The proposal addresses a key military requirement for both armies and is an unprecedented offer the US has made unique to India, Deputy Defence Secretary Ash Carter,said Monday at the Centre for American Progress, a Washington think tank.
The Javelin is a manportable, fire-and-forget, antitank missile employed by dismounted infantry to defeat current and future threat armoured combat vehicles.
Carter, who with Indian National Security Adviser Shivshankar Menon heads the two countries' Defence Trade and Technology Initiative (DTI), said the US is committed to continuing to put new ideas on the table. He was reviewing Friday's "successful meeting" between Prime Minister Manmohan Singh and President Barack Obama, "the strong and rapidly growing defense partnership between the US and India, as we execute.... the rebalance, so-called, to the Asia Pacific region."
Asserting that US and India are "destined to be partners on the world stage," he said, "we're each big, complicated democracies. We move slowly, but over the long run we also move surely. And that to me is the trajectory for us and India in the defence area."
During a trip to India last month he had delivered a second round of potential capability areas of cooperation proposed by US industry. In India, Carter also made sure to hear from senior Indian industry representatives about their ideas for increasing private-sector partnerships.

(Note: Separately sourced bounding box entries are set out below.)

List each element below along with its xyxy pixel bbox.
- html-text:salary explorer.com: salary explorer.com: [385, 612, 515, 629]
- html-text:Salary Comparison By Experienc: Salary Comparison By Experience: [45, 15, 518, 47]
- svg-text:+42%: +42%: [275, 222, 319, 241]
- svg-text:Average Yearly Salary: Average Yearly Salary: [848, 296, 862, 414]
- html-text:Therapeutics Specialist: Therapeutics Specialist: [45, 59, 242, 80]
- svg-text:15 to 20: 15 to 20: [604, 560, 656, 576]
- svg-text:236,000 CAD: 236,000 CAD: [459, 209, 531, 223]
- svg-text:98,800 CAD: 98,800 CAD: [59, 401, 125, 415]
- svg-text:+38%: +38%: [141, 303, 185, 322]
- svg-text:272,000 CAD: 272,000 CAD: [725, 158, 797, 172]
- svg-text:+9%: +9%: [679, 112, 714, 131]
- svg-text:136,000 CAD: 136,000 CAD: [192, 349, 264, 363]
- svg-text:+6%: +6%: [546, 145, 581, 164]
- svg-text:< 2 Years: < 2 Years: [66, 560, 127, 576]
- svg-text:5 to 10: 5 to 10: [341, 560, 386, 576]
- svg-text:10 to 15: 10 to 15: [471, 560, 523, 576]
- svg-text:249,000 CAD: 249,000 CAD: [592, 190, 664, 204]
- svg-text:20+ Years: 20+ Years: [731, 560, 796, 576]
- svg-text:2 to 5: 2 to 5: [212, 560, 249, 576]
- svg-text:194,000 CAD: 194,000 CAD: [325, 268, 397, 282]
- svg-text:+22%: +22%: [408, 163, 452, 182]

The push to reach the next level of defence collaboration and co-development with India comes after 15 months of effort between the countries to overcome bureaucratic obstacles to such work under DTI, Carter said. Among the advances made possible through DTI, Carter said, involved export controls. "We have demonstrated repeatedly that we can release sensitive technology to India," Carter said. "We've adapted our system in ways that will speed our release process for India," he added, "especially in the Department of Defence, recognizing that for . all partners this process is subject to case-by-case review and there will always be some technologies that we will keep to ourselves."
Areas of progress include technology transfer, licensing agreements, license exceptions, end-use monitoring and others. "We've also taken unprecedented steps to identify forward-leaning proposals by industry, from industry on both sides for defence items to be co-produced and-the true measure of our common goal-co-developed by the US and India," Carter said.
These include a maritime helicopter, a naval gun, a surface-to-air missile system and a scatterable antitank system, all of which were discussed with Indian officials during his recent visit, he said. "In each instance," Carter noted, "the United States has fast-tracked these projects to ensure that our internal processes are ready to go as soon as the Indian government wants to move forward."
US and Indian research and development experts also play a critical role in areas that include the cognitive sciences and others in which the defence department would incentivise increased cooperation by US defence researchers, the deputy secretary said. "I let the Indian government know last week that I will be incentivising US researchers who seek and find Indian partners in key research areas we identified previously," he added. "We'll ensure that those innovative projects receive priority funding. This is an approach we've only ever taken with the United Kingdom and Australia, and now India will join that company."